Third, the model and its application show good performance in predicting the scale and locations of flooded road cells in disasters. In addition to the response strategies, this model could also support proactive strategies for coping with future flood events. In particular, the proposed model can be incorporated in an early warning system. The system can help officials and the public be aware of the flood situations in the coming hours so that they can perceive flooding risks surrounding them and make proactive preparations. For example, cars and buses drove through floodwater during Hurricane Harvey43. With the predicted outcomes of this contagion model, people can be informed about roads at a high risk of flooding in the next few hours. This predictive information could significantly contribute to reducing the economic loss of transportation agencies, and possible loss of life of residents.

Finally, the model we introduced in this paper is simple and robust and can be adapted to various phenomena.

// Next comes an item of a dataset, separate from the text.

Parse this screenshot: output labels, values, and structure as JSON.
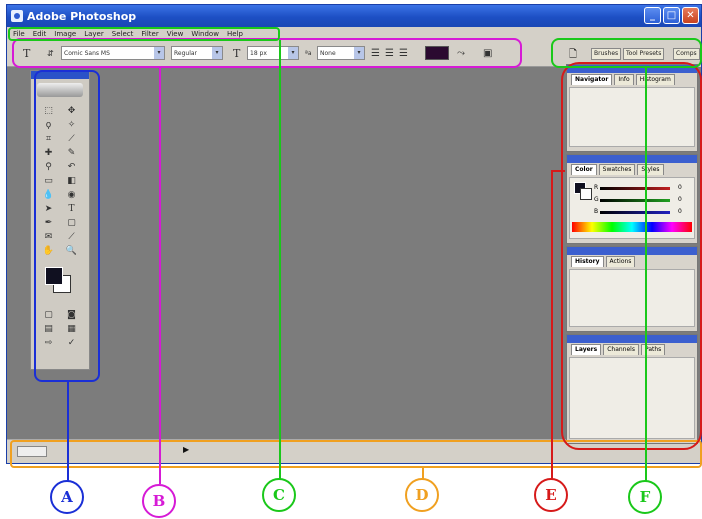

Unlike hydrodynamic models and machine learning models that rely on significant data and computational resources, the proposed mathematical model provides a simple but powerful tool for predicting the spatial–temporal evolution of flooding in urban networks. Also, the proposed network percolation-based contagion model can be adapted for modeling other network spread phenomena. Future studies can further investigate the proposed model in other general predictive tasks, such as the spread of traffic congestions in road networks44, infectious diseases in human contact networks45, and innovations in global communities46. This model also has some limitations; for instance, for initial flooded segments without flooded neighbors, it is usually difficult to predict these segments without other information. Future studies can focus on improving the model to precisely predict initial flooded road segments based on rainfall magnitude and capacity of urban drainage systems. In addition, the model considers the parameters such as propagation rate being constant throughout the process, in order to provide a simple but fairly accurate tool for flood prediction. Future studies could extend our model by considering the dynamics of the beta to improve the performance of the model.